Understand built-in model management in Chrome

Published: October 21, 2025

The built-in AI capabilities powered by Gemini Nano are designed to be seamless for both users and developers. When you use a built-in AI API, the model management happens automatically in the background. This document describes how Chrome handles Gemini Nano model downloads, updates, and purges.

Initial model download

When a user downloads or updates Chrome, Gemini Nano is downloaded on demand to ensure Chrome downloads the correct model for the user's hardware. The initial model download is triggered by the first call to a *.create() function (for example, Summarizer.create()) of any built-in AI API that depends on Gemini Nano. When this happens, Chrome runs a series of checks to determine the best course of action. First, Chrome estimates the device's GPU performance by running a representative shader. Based on these results, it decides to either:

  • Download a larger, more capable Gemini Nano variant (such as 4B parameters).
  • Download a smaller, more efficient Gemini Nano variant (such as 2B parameters).
  • Fall back to CPU-based inference if the device meets separate static requirements. If the device doesn't meet the hardware requirements, the model is not downloaded.

The download process is built to be resilient:

  • If the internet connection is interrupted, the download continues from where it left off once connectivity is restored.
  • If the tab that triggered the download is closed, the download continues in the background.
  • If the browser is closed, the download will resume on the next restart, provided the browser opens within 30 days.

Sometimes, calling availability() can trigger the model download.

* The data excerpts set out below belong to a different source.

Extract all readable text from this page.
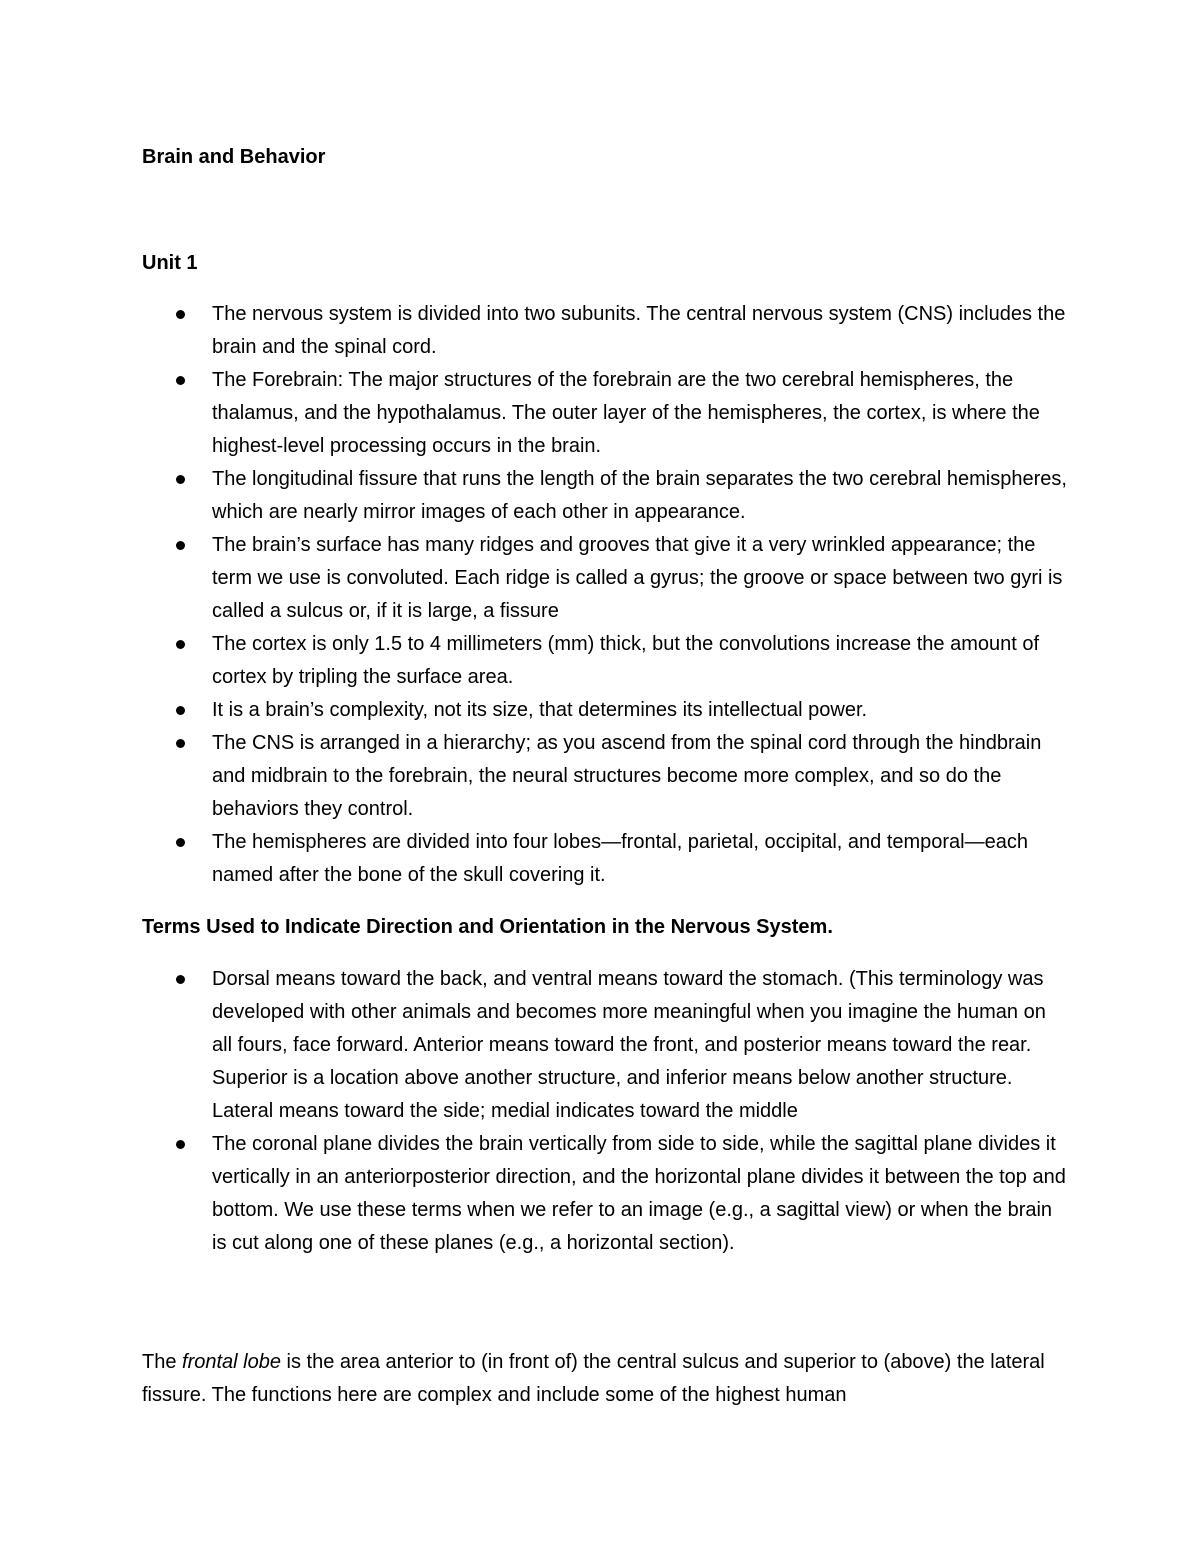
Brain and Behavior
Unit 1
The nervous system is divided into two subunits. The central nervous system (CNS) includes the brain and the spinal cord.
The Forebrain: The major structures of the forebrain are the two cerebral hemispheres, the thalamus, and the hypothalamus. The outer layer of the hemispheres, the cortex, is where the highest-level processing occurs in the brain.
The longitudinal fissure that runs the length of the brain separates the two cerebral hemispheres, which are nearly mirror images of each other in appearance.
The brain’s surface has many ridges and grooves that give it a very wrinkled appearance; the term we use is convoluted. Each ridge is called a gyrus; the groove or space between two gyri is called a sulcus or, if it is large, a fissure
The cortex is only 1.5 to 4 millimeters (mm) thick, but the convolutions increase the amount of cortex by tripling the surface area.
It is a brain’s complexity, not its size, that determines its intellectual power.
The CNS is arranged in a hierarchy; as you ascend from the spinal cord through the hindbrain and midbrain to the forebrain, the neural structures become more complex, and so do the behaviors they control.
The hemispheres are divided into four lobes—frontal, parietal, occipital, and temporal—each named after the bone of the skull covering it.
Terms Used to Indicate Direction and Orientation in the Nervous System.
Dorsal means toward the back, and ventral means toward the stomach. (This terminology was developed with other animals and becomes more meaningful when you imagine the human on all fours, face forward. Anterior means toward the front, and posterior means toward the rear. Superior is a location above another structure, and inferior means below another structure. Lateral means toward the side; medial indicates toward the middle
The coronal plane divides the brain vertically from side to side, while the sagittal plane divides it vertically in an anteriorposterior direction, and the horizontal plane divides it between the top and bottom. We use these terms when we refer to an image (e.g., a sagittal view) or when the brain is cut along one of these planes (e.g., a horizontal section).

The frontal lobe is the area anterior to (in front of) the central sulcus and superior to (above) the lateral fissure. The functions here are complex and include some of the highest human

This occurs if the call happens shortly after a fresh user profile starts up and if the Gemini Nano powered scam detection feature is active.

LoRA weights download

Some APIs, like the Proofreader API, rely on Low-Rank Adaptation (LoRA) weights that are applied to the base model to specialize its function. If the API depends on LoRA, the LoRA weights are downloaded alongside the base model. LoRA weights for other APIs are not proactively downloaded.

Automatic model updates

Gemini Nano model updates are released on a regular basis. Chrome checks for these updates when the browser starts up. Additionally, Chrome checks for updates to supplementary resources, like LoRA weights, on a daily basis. While you can't programmatically query the model version from JavaScript, you can manually check which version is installed on chrome://on-device-internals. The update process is designed to be seamless and non-disruptive:

  • Chrome keeps operating with the current model while downloading the new version in the background.
  • Once the updated model is downloaded, it's hot swapped, which means the models are switched with no downtime. Any new AI API call will immediately use the new model. Note: It's possible for a prompt running at the exact moment of the swap to fail.
  • Every update is a full new model download, not a partial download. This is because model weights can be significantly different between versions, and computing and applying deltas for such large files can be slow.

Updates are subject to the same requirements as the initial download. However, the initial disk space check is waived if a model is already installed. LoRA weights can also be updated. A new version of LoRA weights can be applied to an existing base model. However, a new base model version always requires a new set of LoRA weights.

Model deletion

Chrome actively manages disk space to ensure the user doesn't run out. The Gemini Nano model is automatically deleted if the device's free disk space drops below a certain threshold. Additionally, the model is purged if an enterprise policy disables the feature, or if a user hasn't met other eligibility criteria for 30 days. Eligibility may include API usage and device capability. The purge process has the following characteristics:

  • The model can be deleted at any time, even mid-session, without regard for running prompts. This means an API that was available at the start of a session could suddenly become unavailable.
  • After being purged, the model is not automatically re-downloaded. A new download must be triggered by an application calling a *.create() function.
  • When the base model is purged, any related LoRA weights are also purged after a 30-day grace period.

Your role in model management

Having a good understanding of the built-in AI model's lifecycle is key to getting the user experience right. You're not done with downloading the model once, you also need to be aware of the possibility of the model to suddenly disappear again under disk space pressure, or the model to be updated when a new version comes out. This is all taken care of by the browser.

By following best practices around downloading the model, you'll create a good user experience on initial download, re-downloads, and updates.